The regularization term \(L_{reg}\) is essential: its removal leads to performance drops, proving that constraining embedding magnitudes is critical to prevent overfitting in noisy pseudo-label training.
\(\tau\) is sensitive while other hyperparameters are robust: Amazon/Elliptic/T-Finance are optimal at \(\tau=0.05\) (larger values introduce noise), but Reddit requires \(\tau=0.5\). \((\alpha,\beta)\) and \(\lambda_2\) are nearly insensitive, suggesting the method does not rely on fine-tuning loss weights.
Naive Random/Low-degree selection is far inferior to topological quantification, validating that "selecting high-quality pseudo-anomalies" is more important than "quantity."

Highlights & Insights¶

Transforming "Pseudo-anomaly Quality" into "Computable Topological Quantification": No longer relying on random luck, NBS+PIS scores every labeled normal node to pick those most similar to anomalies. This logic is clear and transferable to other graph tasks lacking negative samples.
Clever Use of PIS as a Label-Free Proxy for NIS: NIS requires class labels, whereas PIS approximates the "few and scattered" structure using only local degree and neighbor edge counts. This bypasses label absence and facilitates scaling on large graphs.
TAE Integrates "Label Correction" and "Context Construction": Risk estimation and neighbor consensus flip labels for error correction, while virtual anomaly centers compensate for sparse connectivity. This "correct then enhance" combination provides more separable structural contexts and serves as a reference for general semi-supervised graph learning.

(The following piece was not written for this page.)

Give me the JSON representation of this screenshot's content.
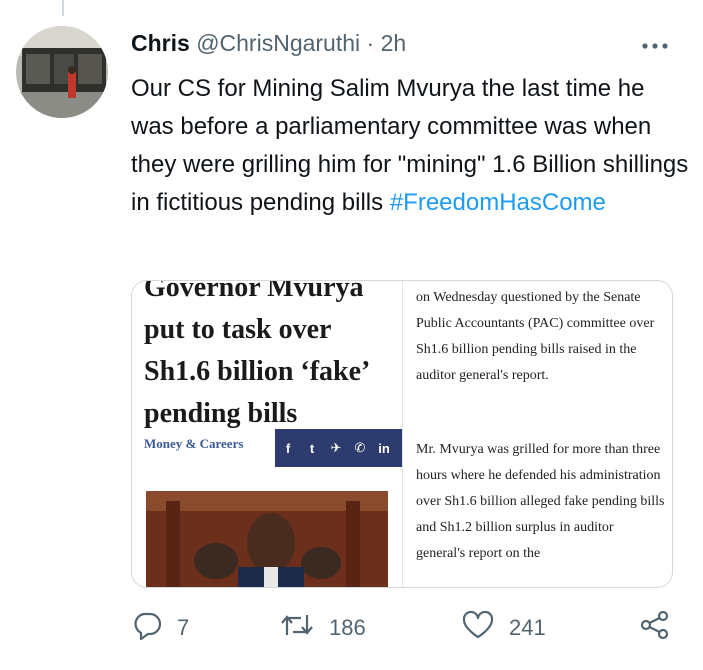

Limitations & Future Work¶

The pseudo-anomaly ratio \(\tau\) is highly sensitive to the dataset (optimal at 0.05 for some, 0.5 for Reddit). An adaptive selection mechanism for \(\tau\) is missing, requiring re-tuning for new datasets.
The quantification is based on homophily and labeling bias assumptions (Theorems 1/2). In strongly heterophilic graphs or scenarios where normal labels are biased, the discriminative power of NBS/PIS might decrease; this has not been fully verified.
PIS uses only first-order/local structures and might fail against camouflaged attacks that are "locally dense but globally abnormal." Introducing higher-order or spectral domain structural signals could strengthen the model.

vs GGAD: Both are generative GAD with "labeled normal only." GGAD relies on asymmetric local affinity + egocentric closeness priors to constrain outlier representations. Ours does not generate new feature points but uses NBS/PIS for quantification/selection and TAE for topological reconnection, resulting in more representative pseudo-anomalies and stable leads over GGAD.
vs Feature Interpolation (gADAM / AuGAN / GraphENS): These synthesize anomalies in embedding/feature space, resulting in over-smoothed samples that fail to capture boundary shapes. Ours starts from topology, directly selecting boundary and isolated nodes.
vs Noise Perturbation (DAGAD): The latter uses representation permutation + random noise, which is unguided. Ours utilizes computable topological scores for guided selection, supported by theoretical analysis.

Rating¶

Novelty: ⭐⭐⭐⭐ Transforms pseudo-anomaly quality into quantifiable topological metrics + label-free proxy PIS; novel perspective with theoretical support.
Experimental Thoroughness: ⭐⭐⭐⭐ Complete evaluation on 6 datasets, multiple labeling rates, ablation, and sensitivity studies, though lacking verification on hyper-large or heterophilic graphs.
Writing Quality: ⭐⭐⭐⭐ Clear metric definitions, well-placed theorems and illustrations; TAE symbols are slightly dense.
Value: ⭐⭐⭐⭐ Practical method under realistic constraints (normal only labels), open-sourced, and easily transferable to finance/security scenarios lacking anomaly labels.